A segunda derrota do prefeito foi a eleição do vereador Esequiel Pereira dos Santos, o Pastor Esequiel (PSDB), como presidente da Câmara Municipal de Amparo. A eleição foi realizada no sábado, 15 de dezembro. Jacob, além de não conseguir eleger os seus indicados, não conseguiu colocar na mesa diretiva do Legislativo amparense um dos seus vereadores. Apesar de Esequiel ser do mesmo partido do prefeito, a relação política entre os dois não é das mais amistosas, uma vez que Esequiel foi o relator do pedido do processo de cassação do prefeito e, no relatório final, pedia o afastamento do prefeito.
A terceira derrota de Jacob ocorreu na segunda-feira, 17 de dezembro, quando o relator Carlos Bueno, do Órgão Especial do Tribunal de Justiça do Estado de São Paulo, emitiu um despacho indeferindo a liminar solicitada pelo prefeito municipal de Amparo, Luiz Oscar Vitale Jacob (PSDB), que tinha a finalidade de suspender a vigência da Lei Complementar Municipal nº 19/2018, que revogou a cobrança da Taxa de Coleta, Tratamento e Disposição Final de Resíduos Sólidos Domiciliares (TRSD), também conhecida como Taxa do Lixo. Argumentava o prefeito que a não cobrança da taxa iria trazer prejuízos para a Prefeitura de Amparo e poderia comprometer as finanças públicas.

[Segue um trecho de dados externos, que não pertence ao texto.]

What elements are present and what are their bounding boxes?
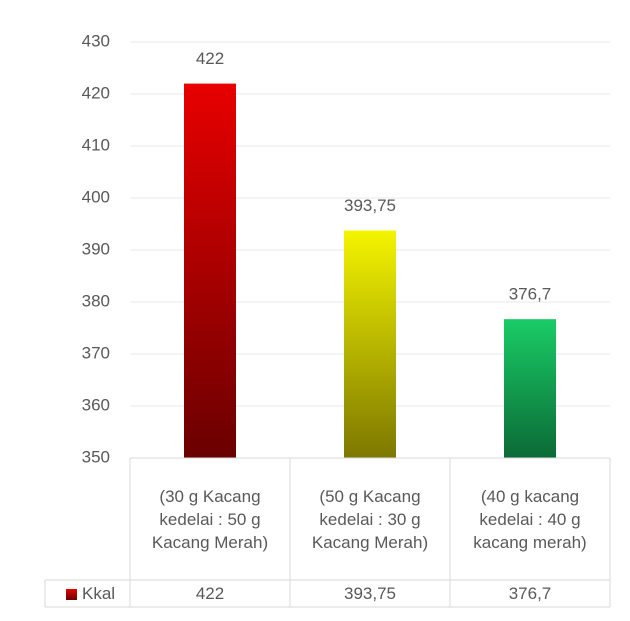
legend-swatch (66, 589, 77, 600)
table-value: 393,75 (344, 584, 396, 603)
y-tick-label: 350 (82, 447, 110, 466)
y-tick-label: 410 (82, 135, 110, 154)
y-tick-label: 380 (82, 291, 110, 310)
x-tick-label: (40 g kacang kedelai : 40 g kacang merah… (473, 486, 587, 552)
legend-label: Kkal (82, 584, 116, 603)
data-label: 393,75 (344, 196, 396, 215)
bar (184, 83, 236, 458)
table-value: 422 (195, 584, 225, 603)
y-tick-label: 360 (82, 395, 110, 414)
x-tick-label: (50 g Kacang kedelai : 30 g Kacang Merah… (311, 486, 429, 552)
bar (504, 319, 556, 458)
data-label: 376,7 (509, 285, 552, 304)
x-tick-label: (30 g Kacang kedelai : 50 g Kacang Merah… (151, 486, 269, 552)
y-tick-label: 370 (82, 343, 110, 362)
table-value: 376,7 (508, 584, 552, 603)
y-tick-label: 400 (82, 187, 110, 206)
y-tick-label: 430 (82, 31, 110, 50)
data-label: 422 (196, 49, 224, 68)
bar (344, 230, 396, 458)
y-tick-label: 420 (82, 83, 110, 102)
y-tick-label: 390 (82, 239, 110, 258)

Pronto para iniciar o terceiro ano do seu segundo mandato e seis anos à frente da Prefeitura de Amparo, a Administração do prefeito Jacob já começa a demonstrar certo desgaste. Pelas manifestações nas redes sociais, nota-se que são poucos que defendem a Administração. São inúmeras as críticas em relação à conservação da cidade.

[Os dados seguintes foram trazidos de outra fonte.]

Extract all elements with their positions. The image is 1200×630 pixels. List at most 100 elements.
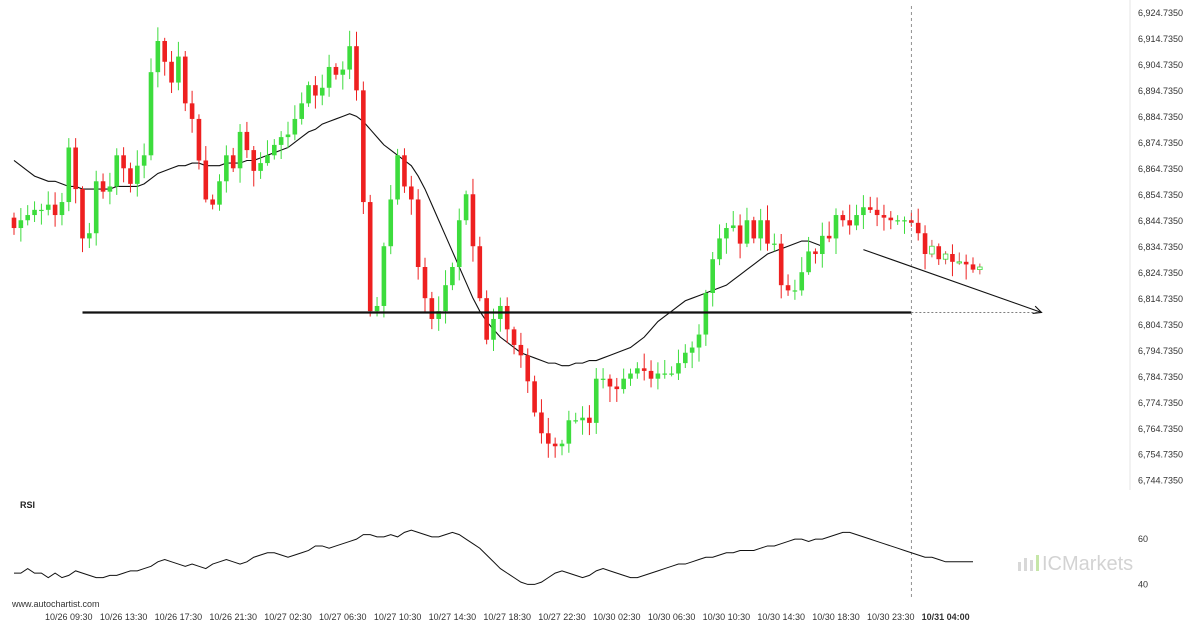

Para 2019, Jacob não esconde que pretende vender o Serviço Autônomo de Água e Esgoto (SAAE). Há informações de que o prefeito, pessoalmente, deverá trabalhar junto aos vereadores na tentativa de mostrar que a venda seria um bom negócio para Amparo. Porém, para muitos, a venda do SAAE pode ser um péssimo negócio para o município, já que poderá representar para a população um aumento significativo nos valores das tarifas d’água. O curioso sobre o assunto é que o prefeito Jacob tem pouco interesse em mostrar para a população por que a venda do SAAE é tão boa assim como ele prega. Acredita-se que, hoje, a tentativa do prefeito de vender o sistema de abastecimento d’água de Amparo teria como resultado nova derrota do prefeito Jacob.

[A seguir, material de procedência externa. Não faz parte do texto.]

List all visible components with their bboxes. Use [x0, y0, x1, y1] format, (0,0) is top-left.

Nos últimos anos, o prefeito vem se mantendo distante da população. Jacob diz ainda que as pessoas que fazem críticas à sua administração são “politiqueiras” e que têm como objetivo obter vantagens na disputa eleitoral de 2020.
Na eleição deste ano, a população brasileira demonstrou nas urnas que não mais aceita políticos tradicionais e seus vícios. Demonstrou que não admite falta de transparência e principalmente os que tomam atitudes isoladas, muitas delas em prejuízo da população. Muitas pessoas dizem que com as derrotas é que apreendemos; seria bom Jacob refletir sobre as derrotas que vem sofrendo nas últimas semanas e repensar a forma que administra a cidade em relação a determinados assuntos. Com certeza quem sairia ganhando com isso seria o próprio Jacob e mais ainda a população.